Built to power [ldx](https://github.com/dylanisaiahp/localdex) — a parallel file search CLI hitting **4.3M+ entries/s** on consumer hardware.
---
## Features
- Parallel traversal via a clean `Source` trait — search files, databases, memory, anything
- Custom matching via a `Matcher` trait — substring, regex, fuzzy, metadata, ML scoring
- Typed error handling with `is_recoverable()` / `is_fatal()` — callers decide what to skip vs halt
- Opt-in path and error collection — zero allocation overhead when unused
- Results are explicitly unordered — parallel traversal does not guarantee output order
- `#![forbid(unsafe_code)]`
---
## Install
```bash
cargo add parex
```
---
## Quick Start
Implement `Source` for whatever you want to search:
```rust
use parex::{Source, Entry, EntryKind, ParexError};
use parex::engine::WalkConfig;
struct DirSource(std::path::PathBuf);
impl Source for DirSource {
fn walk(&self, _config: &WalkConfig) -> Box<dyn Iterator<Item = Result<Entry, ParexError>>> {
let entries = walkdir::WalkDir::new(&self.0)
.into_iter()
.filter_map(|e| e.ok())
.map(|e| Ok(Entry {
path: e.path().to_path_buf(),
kind: EntryKind::File,
depth: e.depth(),
metadata: None,
}))
.collect::<Vec<_>>();
Box::new(entries.into_iter())
}
}
```
Run a search:
```rust
let results = parex::search()
.source(DirSource("/home/user/projects".into()))
.matching("invoice")
.limit(50)
.threads(8)
.collect_paths(true)
.collect_errors(true)
.run()?;
println!("Found {} matches in {}ms",
results.matches,
results.stats.duration.as_millis()
);
for path in &results.paths {
println!(" {}", path.display());
}
for err in &results.errors {
if err.is_recoverable() {
eprintln!("⚠ skipped: {:?}", err.path());
}
}
```
---
## Custom Matchers
```rust
use parex::{Matcher, Entry};
struct ExtensionMatcher(String);
impl Matcher for ExtensionMatcher {
fn is_match(&self, entry: &Entry) -> bool {
entry.path
.extension()
.map(|e| e.eq_ignore_ascii_case(&self.0))
.unwrap_or(false)
}
}
let results = parex::search()
.source(my_source)
.with_matcher(ExtensionMatcher("rs".into()))
.collect_paths(true)
.run()?;
```
---
## Builder API
| `.source(s)` | Set the source to search |
| `.matching(pattern)` | Substring match — case-insensitive shorthand |
| `.with_matcher(m)` | Custom `Matcher` implementation |
| `.limit(n)` | Stop after `n` matches |
| `.threads(n)` | Thread count (default: logical CPUs) |
| `.max_depth(d)` | Maximum traversal depth |
| `.collect_paths(bool)` | Collect matched paths into `Results::paths` |
| `.collect_errors(bool)` | Collect recoverable errors into `Results::errors` |
---
## Error Handling
```rust
for err in &results.errors {
if let Some(path) = err.path() {
eprintln!("Error at: {}", path.display());
}
if err.is_recoverable() {
// permission denied, not found, symlink loop — safe to skip
}
if err.is_fatal() {
// thread pool failure, invalid source — halt immediately
}
}
```
---
## Design
parex owns the walk engine, trait contracts, error type, and builder API. It does not own filesystem logic, output formatting, or concrete matchers — those live in the tool built on top.

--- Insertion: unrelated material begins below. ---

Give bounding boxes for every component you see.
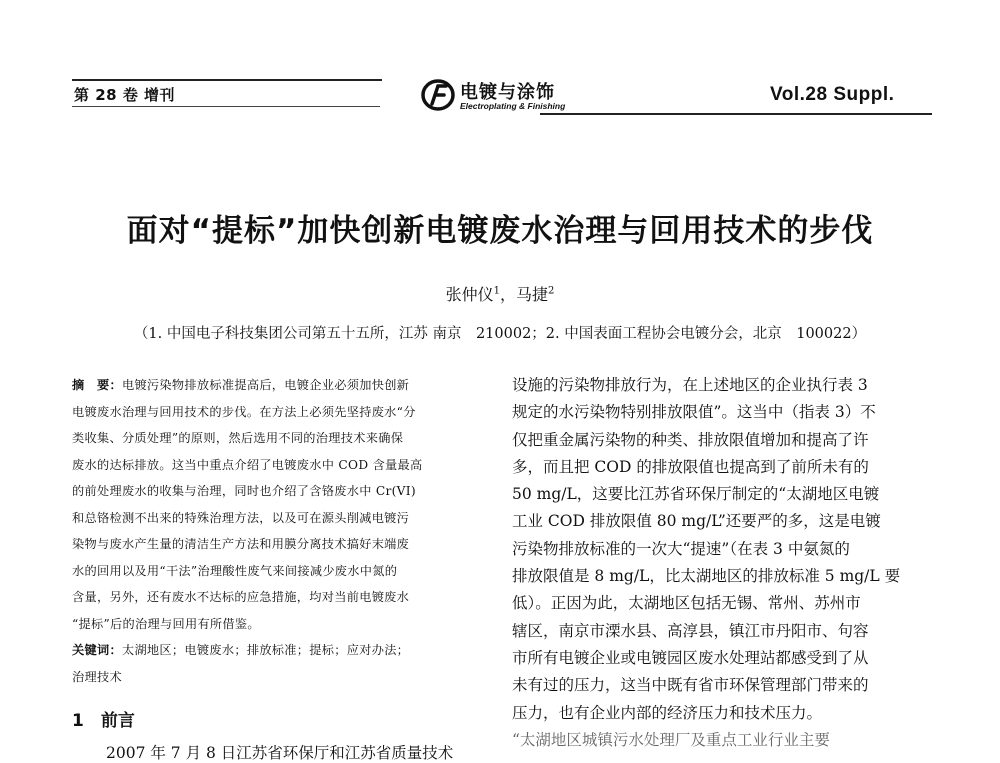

`Source` and `Matcher` are the extension points. A company wanting to search a database, an API, or a pre-built index just implements `Source` — the engine handles threading, result collection, and early exit transparently.
See [DOCS.md](DOCS.md) for the full architecture guide, custom source examples, and embedding parex in your own project.